Picture a machine learning (ML) model on the front lines of battle trying to determine whether a hazy-looking image is a school bus or a combat vehicle. In leaning on its underlying software program to recognize the picture, it runs through its bank of learned images. End-users have little choice but to assume in good faith that the program has been trained correctly and that the images it classifies as school buses actually qualify. But malicious actors (nation-state or otherwise) can introduce flawed images, spooking the ML model and causing it to mislabel a school bus as a combat vehicle, or not recognize any areas of interest at all. It is important for defense leaders to understand the current and rising threat of adversarial machine learning.
What is adversarial Machine Learning?
Attacks like the above example, targeting ML models and their execution, are termed adversarial ML and intentionally trigger steep costs in missions. And they come at a time when forces around the world are looking to increase their adoption of AI and ML. On June 30, 2022, NATO launched a $1 billion innovation fund with the goal of accelerating work on AI, big data, and automation. In 2022 alone, the Pentagon is looking to spend about $1 billion on AI-related technology.
Adversarial ML is not science fiction—it is a present, growing threat. And as the development of AI systems in combat scenarios accelerates, the risk and complexity of these attacks are only going to grow. In fact, many see AI security as one of the greatest threats in the global AI race.
What adversarial Machine Learning attacks currently exist?
The military has special reason to worry about adversarial ML because these attacks usually target computer vision-based models. These kinds of image classification models—used to differentiate between enemy and friendly assets through pictures—are the AI technologies that are likely to see early adoption.
Adversarial ML falls under various categories. It can be “white box,” in which the attacker has access to the model and its parameters, while a “black box” attack is one where the attacker lacks such access. The most common adversarial attacks at this time can be classified as evasion attacks or model inversion attacks.

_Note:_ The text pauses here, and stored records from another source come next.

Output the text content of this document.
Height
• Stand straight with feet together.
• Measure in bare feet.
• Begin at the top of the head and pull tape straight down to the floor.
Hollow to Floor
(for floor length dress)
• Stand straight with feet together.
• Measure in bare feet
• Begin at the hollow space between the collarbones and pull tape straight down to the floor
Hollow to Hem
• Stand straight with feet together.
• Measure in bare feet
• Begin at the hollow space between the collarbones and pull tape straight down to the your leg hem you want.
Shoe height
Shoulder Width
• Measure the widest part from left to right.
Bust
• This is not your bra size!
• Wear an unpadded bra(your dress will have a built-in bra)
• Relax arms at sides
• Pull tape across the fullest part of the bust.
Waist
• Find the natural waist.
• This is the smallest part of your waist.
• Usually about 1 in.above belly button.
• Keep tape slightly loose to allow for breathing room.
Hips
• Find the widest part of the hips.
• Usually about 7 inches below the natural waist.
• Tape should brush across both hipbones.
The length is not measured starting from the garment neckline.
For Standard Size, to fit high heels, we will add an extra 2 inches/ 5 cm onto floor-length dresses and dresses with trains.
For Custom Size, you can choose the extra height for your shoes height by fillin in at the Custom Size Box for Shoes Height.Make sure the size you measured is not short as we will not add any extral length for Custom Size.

– An evasion attack is one in which the threat actor dupes the model by feeding it misleading information during deployment. Tricking a model into interpreting a school bus as an enemy humvee, for example, would fall under this category. Evasion attacks are often “untargeted” attacks, which means the attack does not care how the model prediction changes—simply that it changes. Targeted attacks, in contrast, hope to achieve a specific outcome or prediction from the model.
– In a model inversion attack, an attacker attempts to learn something about the private training data with only access to the model. For example, if a model is used for facial recognition, an attack might attempt to learn the faces that the model is capable of detecting.
The need for ongoing independent testing & validation
No matter the kinds of attacks that threat actors carry out, keeping them at bay is key to the successful field deployment of AI.
When missions involve split-second decisions based on data, you have to trust the data. But the possibility of adversarial ML attacks dilutes user confidence: Can we fully trust the answer the ML model is telling us? The answer might be “no” and the primary workaround is model testing before, during, and after deployment, to gain visibility into any security issues.
Adversarial robustness—a model’s ability to resist being tricked—is a key performance indicator as we look to increase the deployment of AI and ML on the front lines. Repeated testing can catch malicious data or other instances of adversarial ML before they can cause permanent damage on the frontlines.
Testing is not a one-and-done operation. Model resilience in the early stages of deployment doesn’t guarantee ongoing resilience once deployed. Adversarial ML is an evolving field and the intrusions and methods threat actors use to cause harm are likely to change. Ongoing testing is key to staying ahead of the anticipated evolution of these technologies on the frontlines.
Damage to ML models through adversarial attacks can be devastating and lead to loss of life and damage to trust in systems. Independent and frequent testing of ML models, both before and during deployment, is a strategic solution to a persistent and ongoing threat that will only grow more urgent in the years ahead.